Leslie had the class make soap one evening to understand an issue with aging oil paints.

“When you make soap you saponify an oil, so that’s treating an oil with a base. There are these lead salts that are in a lot of paints as part of the lead paint pigments,” explained Leslie. “What happens over time in an oil painting is that those pigments, the base portion of it can react with the oils themselves and you get these lead soaps that form within a painting. These bubbles of paint can make pock marks on the surface of the artwork. These are chemical reactions that happen within the artwork — it might not happen fast, but if we’re talking about something that’s been around since 1500 or so, these things happen.”

The UT travel course caps a semester of in-class lecture with an abroad experience in Venice, Florence and Rome.

“I thought it would be interesting to learn about how artwork is preserved and restored for thousands of years,” said Leone. “You really don't think about chemistry when you hear the word art, but after this class I can now see that chemistry plays a big role in making artwork last for many years. With the chemistry knowledge that we have today, it helps preserve these wonderful masterpieces and shows the true artistic work of people thousands of years ago.”

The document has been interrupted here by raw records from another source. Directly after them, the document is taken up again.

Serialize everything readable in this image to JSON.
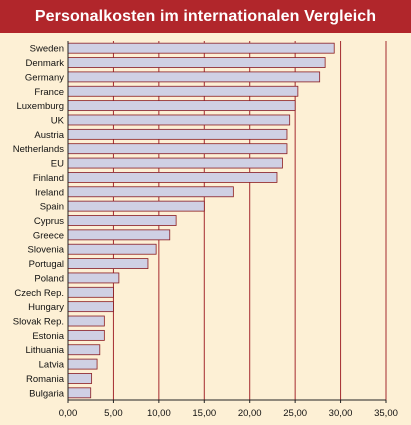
{
  "title": "Personalkosten im internationalen Vergleich",
  "colors": {
    "header": "#b1262b",
    "background": "#fdf0d5",
    "bar_fill": "#cfd0e4",
    "bar_stroke": "#8a1c22",
    "grid": "#a42a2f"
  },
  "chart_data": {
    "type": "bar",
    "orientation": "horizontal",
    "title": "Personalkosten im internationalen Vergleich",
    "categories": [
      "Sweden",
      "Denmark",
      "Germany",
      "France",
      "Luxemburg",
      "UK",
      "Austria",
      "Netherlands",
      "EU",
      "Finland",
      "Ireland",
      "Spain",
      "Cyprus",
      "Greece",
      "Slovenia",
      "Portugal",
      "Poland",
      "Czech Rep.",
      "Hungary",
      "Slovak Rep.",
      "Estonia",
      "Lithuania",
      "Latvia",
      "Romania",
      "Bulgaria"
    ],
    "values": [
      29.3,
      28.3,
      27.7,
      25.3,
      25.0,
      24.4,
      24.1,
      24.1,
      23.6,
      23.0,
      18.2,
      15.0,
      11.9,
      11.2,
      9.7,
      8.8,
      5.6,
      5.0,
      5.0,
      4.0,
      4.0,
      3.5,
      3.2,
      2.6,
      2.5
    ],
    "xlim": [
      0,
      35
    ],
    "xticks": [
      "0,00",
      "5,00",
      "10,00",
      "15,00",
      "20,00",
      "25,00",
      "30,00",
      "35,00"
    ],
    "xlabel": "",
    "ylabel": "",
    "grid": "vertical"
  }
}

The course was started in 2008 by Tom Jackman, associate professor of chemistry, who was inspired by his own trip to Venice with his wife and an exhibit in the Murano Glass Museum describing the chemistry of glass making. Nearly a decade of students have had hands-on instruction in the science of art since.

“I found through questions I asked before and after each museum or historical site visited that they learned some chemistry without realizing it,” Jackman said. “The students were always able to answer my questions as we stood near the Colosseum in Rome or St. Mark’s Basilica in Venice or St. Peter’s at the Vatican.”

Leslie took over in 2011 and assistant professor Christine Theodore will take the helm in 2019 (the course won’t be offered in 2018).

“I do feel like this course gave me a better appreciation for chemistry. We were able to see chemistry used in real-life scenarios, such as through art preservation,” said political science major Marissa Milazzo ’18 of Lakewood Ranch, FL.

It’s a chemistry course intended for non-science majors though science majors can take the course and do, either to satisfy their required art aesthetic credit or for the travel component.

Kristy Hepfer ’18 is a biochemistry major who wanted a study abroad experience.

“I think that the international portion was important in order to see in person the frescos, mosaics and oil paintings that were made by artists such as Raphael and Michelangelo,” said Hepfer. “As a biochemistry major, I have taken my fair share of chemistry classes at UT, but I do believe that this course gave me a better understanding of chemistry with regards to art.”